Les rencontres se font alors de plus belle, et Élie ne tarde pas à quitter les bras de sa protectrice pour ceux d’un certain « Bouchon », lui aussi proxénète. Le jeune couple se marie au plus vite, prenant pour témoins les quelques Apaches qui les entourent. Elle se prostitue, tandis que lui, de son côté, vivote de vols de marchandises, de reventes illégales, et commet plusieurs crimes sans vergogne. Mais là encore, la relation dégénère : Bouchon devient de plus en plus violent avec sa jeune compagne et lui reproche de ne pas assez gagner sur le trottoir. Celle-ci finit de nouveau par fuir ce calvaire et erre dans les rues, alors que plusieurs Apaches la pourchassent. Mais ce n’est que le début d’une longue histoire de délinquances, de bagarres et de crimes…
L’affaire Manda-Leca
C’est au tournant du siècle que la presse va commencer à entendre parler d’Amélie Élie, que l’on surnomme « Casquette » dans le milieu. Durant son vagabondage, la jeune femme a fait la rencontre de Joseph Pleigneur, dit « Manda », le chef de la bande criminelle des Orteaux, âgé de tout juste 22 ans. Tombée sous le charme, elle aménage très vite avec le célèbre Apache, qui passe son temps à fabriquer des outils pour cambrioler.
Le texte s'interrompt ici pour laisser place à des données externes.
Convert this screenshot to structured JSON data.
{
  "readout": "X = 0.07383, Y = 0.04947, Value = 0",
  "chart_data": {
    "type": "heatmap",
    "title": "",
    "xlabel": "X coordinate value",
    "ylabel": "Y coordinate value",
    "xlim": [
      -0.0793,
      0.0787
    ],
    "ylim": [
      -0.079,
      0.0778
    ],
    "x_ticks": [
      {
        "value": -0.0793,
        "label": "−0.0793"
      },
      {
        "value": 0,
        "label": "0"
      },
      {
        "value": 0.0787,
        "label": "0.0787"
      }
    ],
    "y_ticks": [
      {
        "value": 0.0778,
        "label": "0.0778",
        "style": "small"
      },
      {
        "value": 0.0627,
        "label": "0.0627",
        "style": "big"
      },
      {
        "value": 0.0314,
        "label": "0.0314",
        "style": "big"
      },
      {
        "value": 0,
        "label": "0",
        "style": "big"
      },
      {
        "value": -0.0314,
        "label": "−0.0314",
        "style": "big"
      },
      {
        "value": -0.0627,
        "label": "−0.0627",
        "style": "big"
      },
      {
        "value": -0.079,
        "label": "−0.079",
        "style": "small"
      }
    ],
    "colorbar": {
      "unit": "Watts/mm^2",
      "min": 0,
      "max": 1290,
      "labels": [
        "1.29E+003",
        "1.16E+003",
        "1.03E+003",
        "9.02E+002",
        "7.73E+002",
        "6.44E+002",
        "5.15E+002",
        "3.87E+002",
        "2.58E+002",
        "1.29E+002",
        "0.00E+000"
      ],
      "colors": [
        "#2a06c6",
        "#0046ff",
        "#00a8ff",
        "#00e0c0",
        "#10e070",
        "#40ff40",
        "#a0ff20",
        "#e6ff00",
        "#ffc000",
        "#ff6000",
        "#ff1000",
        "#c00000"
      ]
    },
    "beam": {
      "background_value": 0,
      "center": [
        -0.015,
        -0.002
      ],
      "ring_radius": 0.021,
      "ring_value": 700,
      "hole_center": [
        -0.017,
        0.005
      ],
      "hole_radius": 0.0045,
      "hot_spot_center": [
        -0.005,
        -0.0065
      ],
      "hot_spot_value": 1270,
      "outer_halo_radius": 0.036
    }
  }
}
Mais l’homme aime papillonner, ce qui n’est pas au goût de la jeune femme blonde, qui oublie ses malheurs dans la rue.
Un soir, assise au comptoir du Caveau des innocents, elle se froisse avec un brigand dénommé Dominique Leca, appartenant à la bande des Popincs. Celui-ci lui jette alors un verre d’eau au visage : il n’existe pas de meilleure rencontre pour Casquette, qui tombe sous son charme. Ainsi, les deux jeunes tourtereaux flirtent ensemble les jours suivants, ce qui n’est pas du tout au goût de Manda. Une guerre sans pareille éclate alors entre les deux bandes. Leca provoque le chef de bande, déclarant qu’il n’a « qu’à venir chercher lui-même sa femelle ». Manda lui plante alors un premier coup de couteau dans la rue. Plusieurs rixes s’enchaînent par la suite, jusqu’au 7 mars 1902 : ce jour-là , Leca finit à l’hôpital après avoir reçu deux balles de revolver dans le bras et dans la cuisse au milieu de la rue Dénoyez. Tout juste sorti, Leca est de nouveau frappé d’un coup de poignard dans un fiacre, et retourne aux soins.
La presse commence alors à s’emparer de cette histoire qui agite les quartiers est de la capitale. Peu à peu, les Parisiens sont intrigués par cette prostituée dénommée « Casquette », qui serait à l’origine des nombreuses rixes entre les deux bandes. Si le nom de Casquette n’est pas vendeur, l’un des magazines titre « Casque d’or », en référence à la chevelure blonde de la jeune femme. Elle ne sera désormais connue que par ce surnom-là . Les journalistes la suivent alors dans la rue, frappent à sa porte ou lui demandent même de choisir sa bande.
Lassé de ces bagarres, le père de Leca finit par dénoncer Manda à la police, qui est rapidement arrêté avec ses hommes. En mai 1902, une foule immense assiste alors à son procès. De son côté, Leca s’échappe de sa chambre d’hôpital et s’exile, avant d’être retrouvé à Alfortville. Les deux hommes sont alors condamnés au bagne, et envoyés en Guyane. L’extravagance de Casque d’Or est quant à elle remarquée, et fait sensation durant un temps, ce qui n’est pas pour déplaire à la jeune femme.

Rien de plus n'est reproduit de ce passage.